Monday, June 30, 2008

Probably Not All That Original Revelation

I'm sure someone must have noticed this before, but it was a new thought for me.

The scripture lesson on Sunday was the extremely dramatic and powerful Genesis text where Abraham is directed by God to sacrifice Isaac. Of course, Abraham follows through with the sacrifice and that's the end of the Bible... okay, only kidding on that part. God, of course, prevents Abraham from carrying out the sacrifice and we get the beginnings of Judaism and, ultimately, Christianity.

As I was listening to the familiar story, I had the usual profound thoughts. God was asking Abraham to sacrifice the one thing he most craved and Abraham willingly did so. I always wonder what the one thing I most crave is and whether I'd be willing to sacrifice it for God. Tough call - one I hope God never asks me to make. Second, I realized that Abraham must have been feeling a little bit strange - God had promised to make a nation of him and here he was sacrificing his ONE chance at that nationhood. But, of course, Isaac had also been God's promise and Abraham had laughed at the thought of Isaac. He wasn't about to make that mistake again.
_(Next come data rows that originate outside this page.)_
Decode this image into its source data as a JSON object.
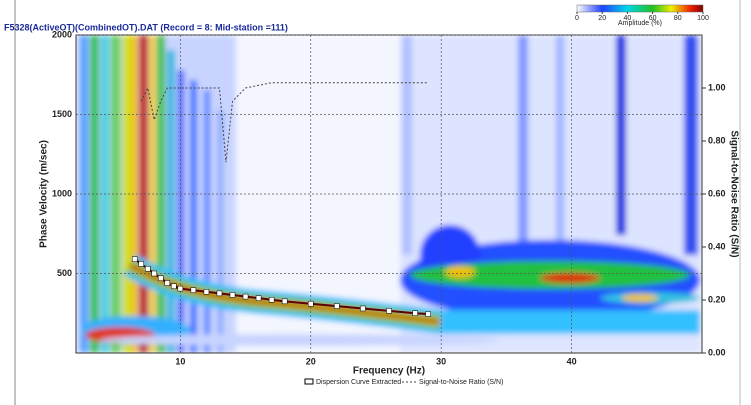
{
  "chart_data": {
    "type": "scatter",
    "title": "F5328(ActiveOT)(CombinedOT).DAT  (Record = 8: Mid-station =111)",
    "xlabel": "Frequency (Hz)",
    "ylabel": "Phase Velocity (m/sec)",
    "y2label": "Signal-to-Noise Ratio (S/N)",
    "xlim": [
      2,
      50
    ],
    "xticks": [
      10,
      20,
      30,
      40
    ],
    "ylim": [
      0,
      2000
    ],
    "yticks": [
      500,
      1000,
      1500,
      2000
    ],
    "y2lim": [
      0,
      1.2
    ],
    "y2ticks": [
      {
        "value": 0,
        "label": "0.00"
      },
      {
        "value": 0.2,
        "label": "0.20"
      },
      {
        "value": 0.4,
        "label": "0.40"
      },
      {
        "value": 0.6,
        "label": "0.60"
      },
      {
        "value": 0.8,
        "label": "0.80"
      },
      {
        "value": 1.0,
        "label": "1.00"
      }
    ],
    "grid": true,
    "colorbar": {
      "label": "Amplitude (%)",
      "lim": [
        0,
        100
      ],
      "ticks": [
        0,
        20,
        40,
        60,
        80,
        100
      ]
    },
    "series": [
      {
        "name": "Dispersion Curve Extracted",
        "type": "scatter",
        "color": "#ffffff",
        "x": [
          6.5,
          7,
          7.5,
          8,
          8.5,
          9,
          9.5,
          10,
          11,
          12,
          13,
          14,
          15,
          16,
          17,
          18,
          20,
          22,
          24,
          26,
          28,
          29
        ],
        "values": [
          590,
          560,
          530,
          500,
          470,
          440,
          420,
          405,
          395,
          385,
          375,
          365,
          355,
          345,
          335,
          325,
          310,
          295,
          280,
          265,
          250,
          245
        ]
      },
      {
        "name": "Signal-to-Noise Ratio (S/N)",
        "type": "line",
        "axis": "y2",
        "color": "#444444",
        "x": [
          7,
          7.5,
          8,
          8.5,
          9,
          10,
          11,
          12,
          13,
          13.5,
          14,
          15,
          17,
          20,
          25,
          29
        ],
        "values": [
          0.95,
          1.0,
          0.88,
          0.95,
          1.0,
          1.0,
          1.0,
          1.0,
          1.0,
          0.72,
          0.95,
          1.0,
          1.02,
          1.02,
          1.02,
          1.02
        ]
      }
    ]
  }
}
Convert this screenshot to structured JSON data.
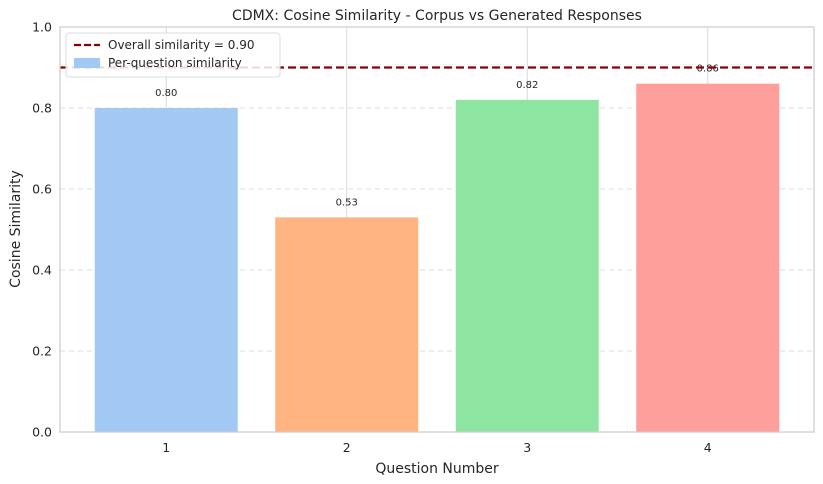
{
  "chart_data": {
    "type": "bar",
    "title": "CDMX: Cosine Similarity - Corpus vs Generated Responses",
    "xlabel": "Question Number",
    "ylabel": "Cosine Similarity",
    "categories": [
      "1",
      "2",
      "3",
      "4"
    ],
    "values": [
      0.8,
      0.53,
      0.82,
      0.86
    ],
    "value_labels": [
      "0.80",
      "0.53",
      "0.82",
      "0.86"
    ],
    "bar_colors": [
      "#a1c9f4",
      "#ffb482",
      "#8de5a1",
      "#ff9f9b"
    ],
    "ylim": [
      0,
      1.0
    ],
    "yticks": [
      0.0,
      0.2,
      0.4,
      0.6,
      0.8,
      1.0
    ],
    "ytick_labels": [
      "0.0",
      "0.2",
      "0.4",
      "0.6",
      "0.8",
      "1.0"
    ],
    "reference_line": {
      "value": 0.9,
      "label": "Overall similarity = 0.90",
      "color": "#8b0000",
      "style": "dashed"
    },
    "legend": {
      "placement": "top-left",
      "entries": [
        {
          "label": "Overall similarity = 0.90",
          "kind": "line",
          "color": "#8b0000"
        },
        {
          "label": "Per-question similarity",
          "kind": "patch",
          "color": "#a1c9f4"
        }
      ]
    },
    "grid": true
  }
}
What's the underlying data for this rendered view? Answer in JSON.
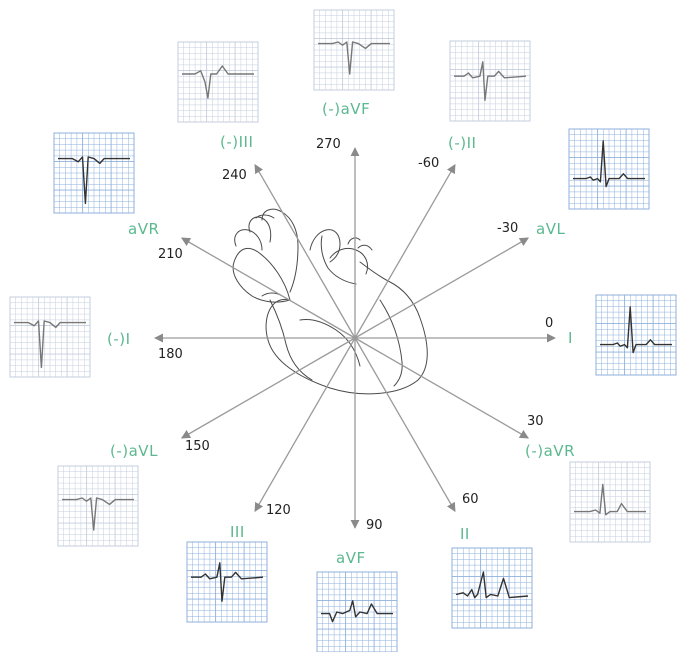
{
  "diagram": {
    "center": "heart",
    "axes": [
      {
        "degree_label": "0",
        "angle": 0,
        "positive_lead": "I",
        "positive_color": "#5cb88f"
      },
      {
        "degree_label": "30",
        "angle": 30,
        "positive_lead": "(-)aVR"
      },
      {
        "degree_label": "60",
        "angle": 60,
        "positive_lead": "II"
      },
      {
        "degree_label": "90",
        "angle": 90,
        "positive_lead": "aVF"
      },
      {
        "degree_label": "120",
        "angle": 120,
        "positive_lead": "III"
      },
      {
        "degree_label": "150",
        "angle": 150,
        "positive_lead": "(-)aVL"
      },
      {
        "degree_label": "180",
        "angle": 180,
        "positive_lead": "(-)I"
      },
      {
        "degree_label": "210",
        "angle": 210,
        "positive_lead": "aVR"
      },
      {
        "degree_label": "240",
        "angle": 240,
        "positive_lead": "(-)III"
      },
      {
        "degree_label": "270",
        "angle": 270,
        "positive_lead": "(-)aVF"
      },
      {
        "degree_label": "-60",
        "angle": 300,
        "positive_lead": "(-)II"
      },
      {
        "degree_label": "-30",
        "angle": 330,
        "positive_lead": "aVL"
      }
    ],
    "strips": [
      {
        "lead": "I",
        "grid": "blue",
        "trace": "tall-r"
      },
      {
        "lead": "(-)aVR",
        "grid": "gray",
        "trace": "mid-r"
      },
      {
        "lead": "II",
        "grid": "blue",
        "trace": "biphasic"
      },
      {
        "lead": "aVF",
        "grid": "blue",
        "trace": "small-r"
      },
      {
        "lead": "III",
        "grid": "blue",
        "trace": "rs"
      },
      {
        "lead": "(-)aVL",
        "grid": "gray",
        "trace": "small-s"
      },
      {
        "lead": "(-)I",
        "grid": "gray",
        "trace": "deep-s"
      },
      {
        "lead": "aVR",
        "grid": "blue",
        "trace": "deep-s"
      },
      {
        "lead": "(-)III",
        "grid": "gray",
        "trace": "sr"
      },
      {
        "lead": "(-)aVF",
        "grid": "gray",
        "trace": "small-s"
      },
      {
        "lead": "(-)II",
        "grid": "gray",
        "trace": "rs"
      },
      {
        "lead": "aVL",
        "grid": "blue",
        "trace": "tall-r"
      }
    ],
    "colors": {
      "lead_label": "#5cb88f",
      "axis": "#9a9a9a",
      "grid_blue": "#8fb0dc",
      "grid_gray": "#c5cedd",
      "trace": "#333333"
    }
  }
}
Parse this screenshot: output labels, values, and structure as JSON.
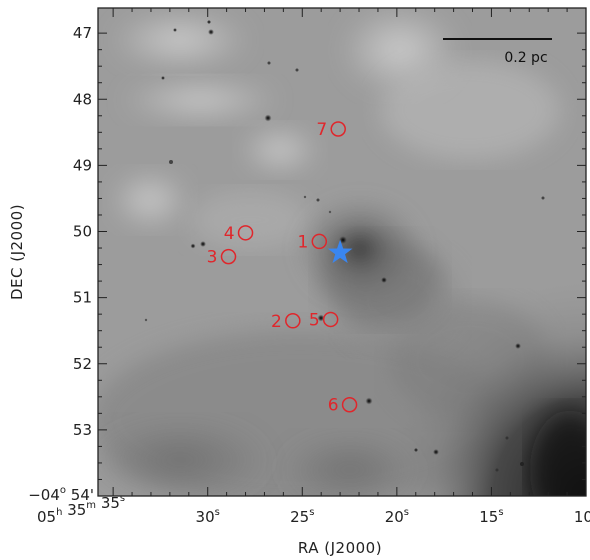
{
  "x_axis": {
    "title": "RA (J2000)",
    "ticks": [
      {
        "main": "05",
        "sup": "h",
        "main2": " 35",
        "sup2": "m",
        "main3": " 35",
        "sup3": "s",
        "tail": ""
      },
      {
        "main": "30",
        "sup": "s"
      },
      {
        "main": "25",
        "sup": "s"
      },
      {
        "main": "20",
        "sup": "s"
      },
      {
        "main": "15",
        "sup": "s"
      },
      {
        "main": "10",
        "sup": "s"
      }
    ]
  },
  "y_axis": {
    "title": "DEC (J2000)",
    "ticks": [
      "47",
      "48",
      "49",
      "50",
      "51",
      "52",
      "53"
    ],
    "origin_tick": {
      "prefix": "−04",
      "sup": "o",
      "rest": " 54'"
    }
  },
  "scale_bar": {
    "label": "0.2 pc"
  },
  "sources": [
    {
      "label": "1",
      "ra_s": 24.1,
      "dec_m": 50.15
    },
    {
      "label": "2",
      "ra_s": 25.5,
      "dec_m": 51.35
    },
    {
      "label": "3",
      "ra_s": 28.9,
      "dec_m": 50.38
    },
    {
      "label": "4",
      "ra_s": 28.0,
      "dec_m": 50.02
    },
    {
      "label": "5",
      "ra_s": 23.5,
      "dec_m": 51.33
    },
    {
      "label": "6",
      "ra_s": 22.5,
      "dec_m": 52.62
    },
    {
      "label": "7",
      "ra_s": 23.1,
      "dec_m": 48.45
    }
  ],
  "central_star": {
    "ra_s": 23.0,
    "dec_m": 50.32,
    "color": "#3a86f0"
  },
  "marker_color": "#e0262b"
}
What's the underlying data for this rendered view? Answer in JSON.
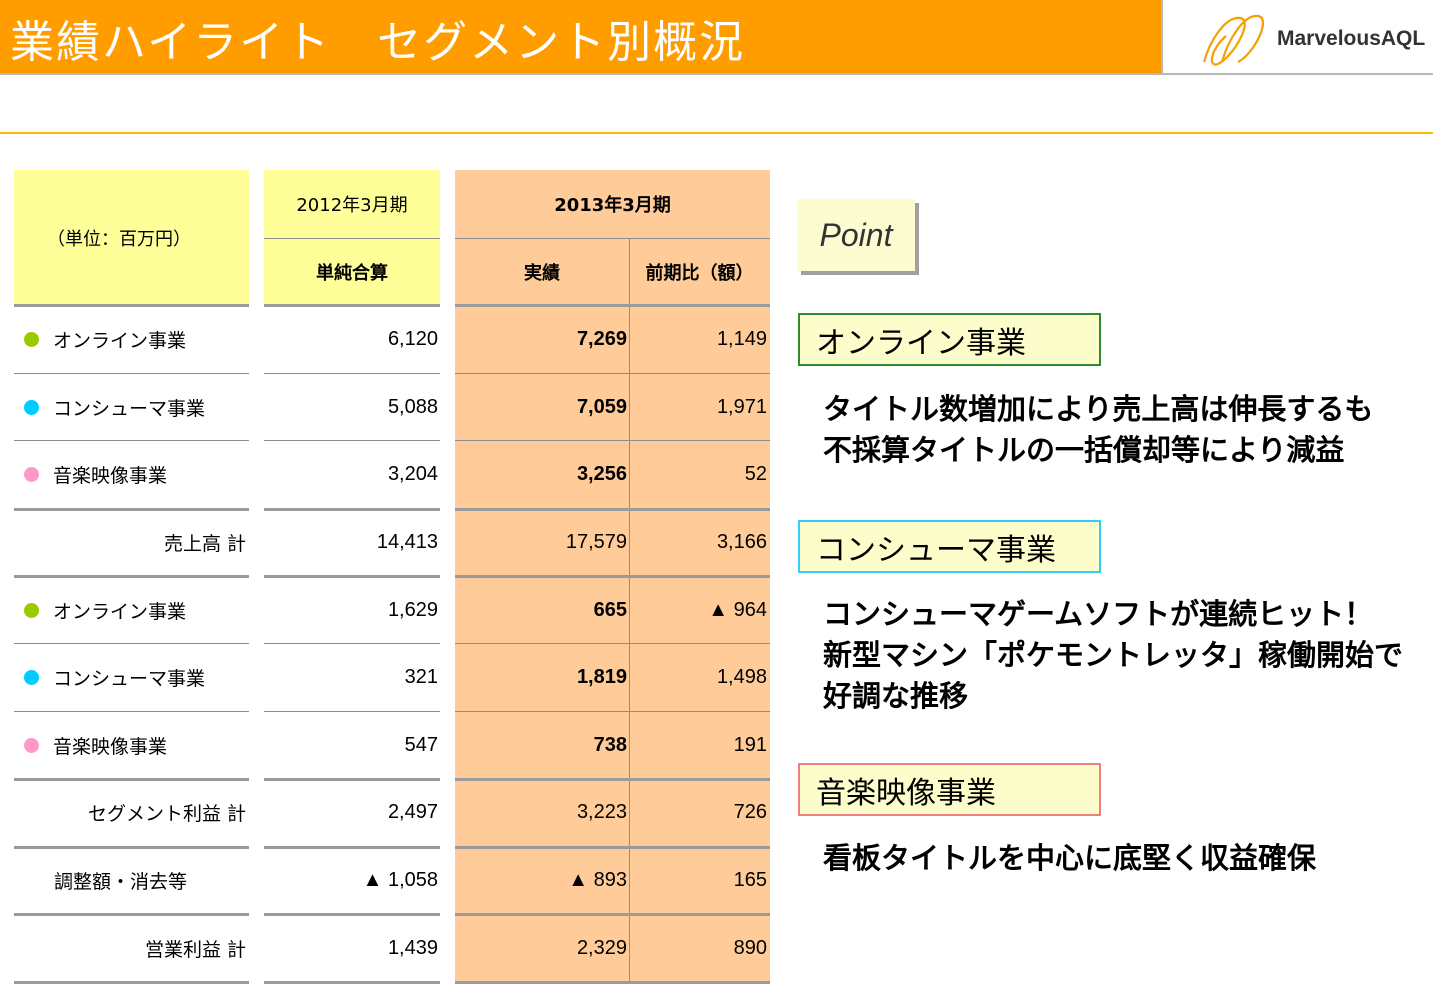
{
  "header": {
    "title": "業績ハイライト　セグメント別概況",
    "logo_text": "MarvelousAQL"
  },
  "table": {
    "unit_label": "（単位：百万円）",
    "period_prev": "2012年3月期",
    "period_curr": "2013年3月期",
    "col_prev": "単純合算",
    "col_actual": "実績",
    "col_diff": "前期比（額）",
    "rows": [
      {
        "label": "オンライン事業",
        "dot": "#99cc00",
        "prev": "6,120",
        "actual": "7,269",
        "diff": "1,149"
      },
      {
        "label": "コンシューマ事業",
        "dot": "#00ccff",
        "prev": "5,088",
        "actual": "7,059",
        "diff": "1,971"
      },
      {
        "label": "音楽映像事業",
        "dot": "#ff99cc",
        "prev": "3,204",
        "actual": "3,256",
        "diff": "52"
      },
      {
        "label": "売上高 計",
        "prev": "14,413",
        "actual": "17,579",
        "diff": "3,166"
      },
      {
        "label": "オンライン事業",
        "dot": "#99cc00",
        "prev": "1,629",
        "actual": "665",
        "diff": "▲ 964"
      },
      {
        "label": "コンシューマ事業",
        "dot": "#00ccff",
        "prev": "321",
        "actual": "1,819",
        "diff": "1,498"
      },
      {
        "label": "音楽映像事業",
        "dot": "#ff99cc",
        "prev": "547",
        "actual": "738",
        "diff": "191"
      },
      {
        "label": "セグメント利益 計",
        "prev": "2,497",
        "actual": "3,223",
        "diff": "726"
      },
      {
        "label": "調整額・消去等",
        "prev": "▲ 1,058",
        "actual": "▲ 893",
        "diff": "165"
      },
      {
        "label": "営業利益 計",
        "prev": "1,439",
        "actual": "2,329",
        "diff": "890"
      }
    ]
  },
  "points": {
    "title": "Point",
    "segments": [
      {
        "name": "オンライン事業",
        "border": "#2e8b2e",
        "lines": [
          "タイトル数増加により売上高は伸長するも",
          "不採算タイトルの一括償却等により減益"
        ]
      },
      {
        "name": "コンシューマ事業",
        "border": "#33ccff",
        "lines": [
          "コンシューマゲームソフトが連続ヒット！",
          "新型マシン「ポケモントレッタ」稼働開始で",
          "好調な推移"
        ]
      },
      {
        "name": "音楽映像事業",
        "border": "#f08080",
        "lines": [
          "看板タイトルを中心に底堅く収益確保"
        ]
      }
    ]
  },
  "colors": {
    "header": "#ff9c00",
    "label_bg": "#ffff99",
    "current_bg": "#ffcc99",
    "gold_rule": "#f2c000"
  }
}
If God said he was going to make Abraham into a great nation, then that was what was going to happen - whether or not Isaac was sacrificed.

But then, I had a new realization. God was asking Abraham to sacrifice his only begotten son - a horrible, horrible, horrible thought for any parent out there to even contemplate. Just the thought of taking that child of yours, the one you brought into the world and raised, and placing him on an altar and then taking a stone knife and... that's where the squeamish usually stop contemplating. God was asking Abraham to do this horrible thing, this thing that nobody should ever have to do. And yet, even then, God knew that he was going to be asked to do the same thing with His own son - that He was going to have to sacrifice Jesus for the sins of us all. Only, nobody was going to stop this sacrifice from occurring at the last second - God was actually going to go through with it.

It seems to me then that Abraham's story of the sacrifice of Isaac - a story central and pivotal to three major religions - only has its culmination in one religion. Without God's sacrifice and death of Jesus and the raising of Him back to life, the sacrifice of Isaac is ultimately about a strangely cruel and sadistic God taunting his subjects to see just how much they really love him. With Jesus' death, however, the story takes on new meaning by looking to the far future and saying, one day, I will do for you what I would not ask you to do for me. I will provide the lamb for your sacrifice.

Like I said, I'm sure somebody thought of this already.

2 comments:

Anonymous said...

Nicely put. Until Christ's sacrifice which was God himself in the position of Isaac, Abraham's story stood solely for the proposition that God did not condone nor demand the sacrifice of children, a practice which was of course prevalent in that day an age. Worthy, true, but not the precursor to the Ultimate sacrifice of Himself, through His incarnation as Christ.

Will Robison said...

There's even a line of dialogue in the Bible where Isaac asks Abraham, "I see the firewood and the fire, but where is the sacrifice?" And Abraham replies that "God will provide one." I mean, that's a pretty deeply loaded statement.

If I wrote a novel like this, I would be considered a genius for setting up the later sacrifice so perfectly.